ACCUEIL EN COMMISSARIATS ET GENDARMERIES.
On annonce 80 postes de travailleurs sociaux supplémentaires pour intervenir dans les commissariats et les gendarmeries. Pense-t-on réellement que cela soit suffisant à l’échelle du pays ? C’est une blague ? On verra un peu plus bas qu’il a été demandé de nombreux efforts aux enseignants mais dans son discours, Philippe a étrangement passé sous silence tous les dysfonctionnements au niveau de la formation des gendarmes et policiers à la prise en charge des femmes violentées. On ne prévoit pas de budget alloué à la formation de ceux-ci. A la place, une « grille d’évaluation des dangers » censée permettre d’apprécier la situation. Notre association ne cesse de recevoir des témoignages de femmes anéanties par l’accueil qui leur est réservé. On nous rapporte des phrases terribles, du mépris, de la moquerie même , du machisme évident et le pire, la mise en doute de leurs « allégations ». Combien sont-elles à avoir entendu « Ne dramatisez pas madame, rentrez chez vous ». Combien sont-elles à être rentrées chez elles pour y être assassinées ? Il aurait été important et respectueux de ne pas oublier de mentionner ça autant que les dépôts de plaintes refusés, et les cas, encore très récemment où les gendarmes ne se déplacent pas….On rappellera par ailleurs le chiffre de 80% de plaintes classées sans suites.

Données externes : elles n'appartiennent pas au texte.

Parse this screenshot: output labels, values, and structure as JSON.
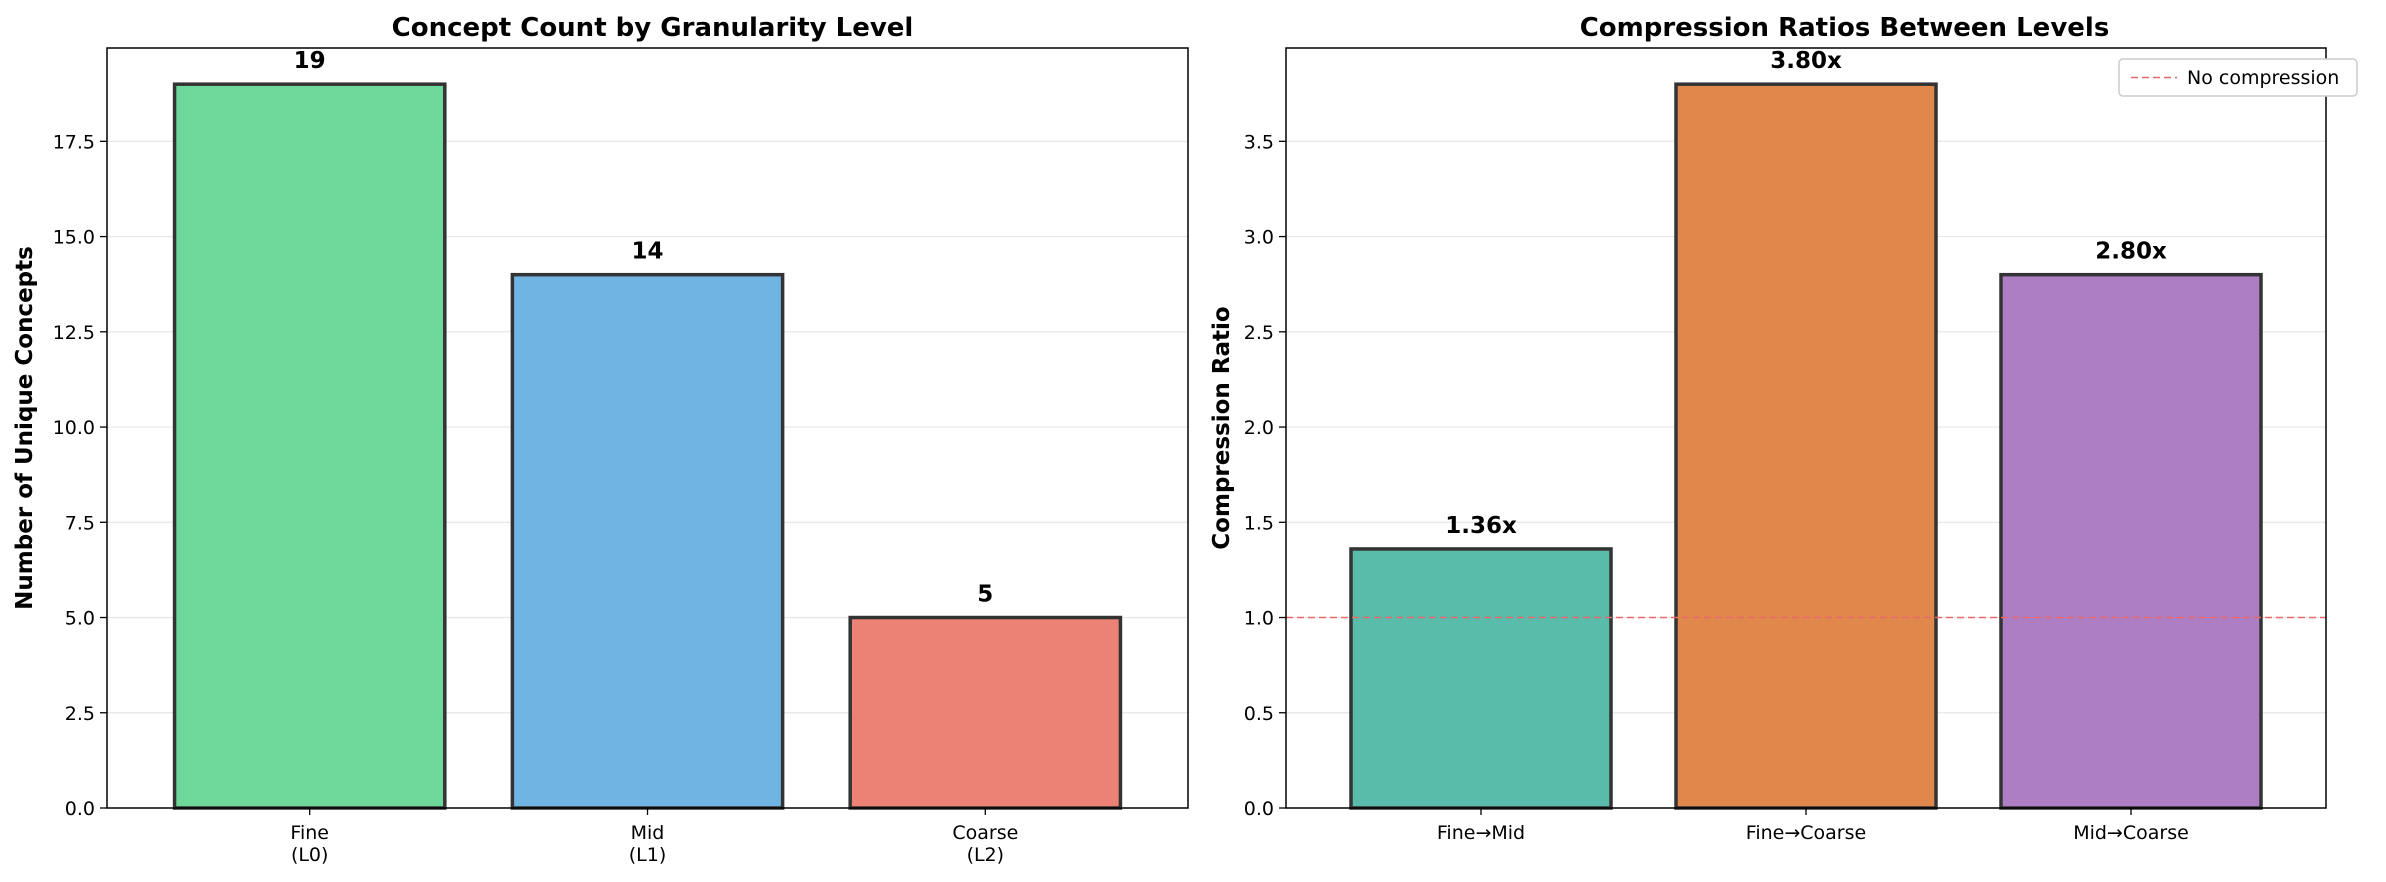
{
  "chart_data": [
    {
      "type": "bar",
      "title": "Concept Count by Granularity Level",
      "xlabel": "",
      "ylabel": "Number of Unique Concepts",
      "categories": [
        "Fine\n(L0)",
        "Mid\n(L1)",
        "Coarse\n(L2)"
      ],
      "values": [
        19,
        14,
        5
      ],
      "value_labels": [
        "19",
        "14",
        "5"
      ],
      "colors": [
        "#6dd899",
        "#70b4e4",
        "#ec8276"
      ],
      "ylim": [
        0,
        19.95
      ],
      "yticks": [
        "0.0",
        "2.5",
        "5.0",
        "7.5",
        "10.0",
        "12.5",
        "15.0",
        "17.5"
      ],
      "ytick_values": [
        0,
        2.5,
        5,
        7.5,
        10,
        12.5,
        15,
        17.5
      ],
      "grid": "horizontal",
      "legend": null
    },
    {
      "type": "bar",
      "title": "Compression Ratios Between Levels",
      "xlabel": "",
      "ylabel": "Compression Ratio",
      "categories": [
        "Fine→Mid",
        "Fine→Coarse",
        "Mid→Coarse"
      ],
      "values": [
        1.36,
        3.8,
        2.8
      ],
      "value_labels": [
        "1.36x",
        "3.80x",
        "2.80x"
      ],
      "colors": [
        "#59bba9",
        "#e0874c",
        "#ae7ec4"
      ],
      "ylim": [
        0,
        3.99
      ],
      "yticks": [
        "0.0",
        "0.5",
        "1.0",
        "1.5",
        "2.0",
        "2.5",
        "3.0",
        "3.5"
      ],
      "ytick_values": [
        0,
        0.5,
        1.0,
        1.5,
        2.0,
        2.5,
        3.0,
        3.5
      ],
      "grid": "horizontal",
      "reference_line": {
        "y": 1.0,
        "label": "No compression",
        "color": "#e8696b",
        "style": "dashed"
      },
      "legend": "top-right"
    }
  ]
}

Les plaintes ont été déposées, les mesures pas prises et pas à la hauteur.
AUTORITE PARENTALE.
Un juge pénal pourrait suspendre l’autorité parentale en cas de violences alors que jusque là, seul le juge aux affaires familiales pouvait se prononcer. Mais on apprend que cette déchéance des droits parentaux interviendra lorsque des « circonstances aggravantes » seront avérées, comme par exemple dans le cas où le harcèlement de l’auteur des violences aurait conduit au suicide ! Il faudra donc que la femme soit tuée pour que le père perde l’autorité parentale. Et là, on respire profondément tant on est glacées. Ceci est donc considéré comme des mesures finales mais qu’en-est-il de toutes les mesures intermédiaires à prendre ? Les mesures d’éloignement tant qu’il en est encore temps ? La protection de la mère et des enfants ? On rappelle que la France a d’ailleurs été rappelée à l’ordre ce 19 novembre, dans le 1er rapport du GREVIO ( Groupes d’experts sur la lutte contre la violence à l’égard des femmes et la violence domestique) : «Il faudrait fonder les politiques et les pratiques en la matière sur la reconnaissance du fait que, dans un contexte de violences conjugales, l’exercice conjoint de la parentalité se prête à être le moyen pour l’agresseur de continuer à maintenir l’emprise et la domination sur la mère et ses enfants. » Et, dans le cas tragique où la femme est tuée (ou se tue) quid des enfants ? Le tueur est déchu de son droit parental et qui prend soin des enfants ? Quand on sait à quel point le parcours d’accueil des enfants est sordide en France, à quel point là aussi, le manque de moyens et de volonté politique atteint des sommets, quand on sait que pour toujours, la vie de ces enfants sera marquée par le drame, comment ne pas voir au-delà de ces décisions sur le papier, une réalité toute autre ? Là encore, avant même la mise en place de ces mesures, les dysfonctionnements sont déjà annoncés ! M.Philippe a alors parlé de « changement de paradigme » destiné à sortir « d’une vision un peu patrimoniale (comprenez basée sur le partage des droits entre père et mère, le favoriser) de l’autorité parentale ». Que de mots aseptisés, de choix de vocabulaire par rapport à une réalité beaucoup plus cash et implacable. « Un peu » dit-il ? Bien plus que ça.
ASSOUPLISSEMENT DU SECRET MEDICAL.
Sujet délicat. Permettre aux professionnels de santé de signaler une situation de violence au sein du couple ; le problème majeur étant que ce signalement pourrait se faire sans l’accord de la patiente, à son insu.
A ce propos, le médecin Gilles Lazimi a déclaré à FranceInfo : « on déplace la responsabilité des féminicides et des violences faites aux femmes sur les médecins, pour empêcher de voir l’inefficacité de la police, le fait que les plaintes ne soient pas instruites, le fait que les femmes ne soient pas protégées. »
De nombreuses questions se posent, en particulier, comme d’habitude, celle de savoir comment les femmes seront accompagnées ensuite. Et protégées, encore une fois. C’est comme si, à chaque fois, on faisait des propositions, sans envisager leurs conséquences !
Reste encore et toujours l’écart entre la loi et l’application de la loi. Il y a déjà de nombreux dispositifs qui existent comme l’ordonnance de protection mais pas assez appliqués et dans quelles conditions et délais ? Existe aussi la loi au sujet de « la non assistance à personne en danger ». Combien de fois cette loi n’est pas appliquée ?
Il y a tant et tant de lois non appliquées. En rajouter d’autres couches sans en mesurer les conséquences, c’est encore proposer des solutions qui n’en sont pas.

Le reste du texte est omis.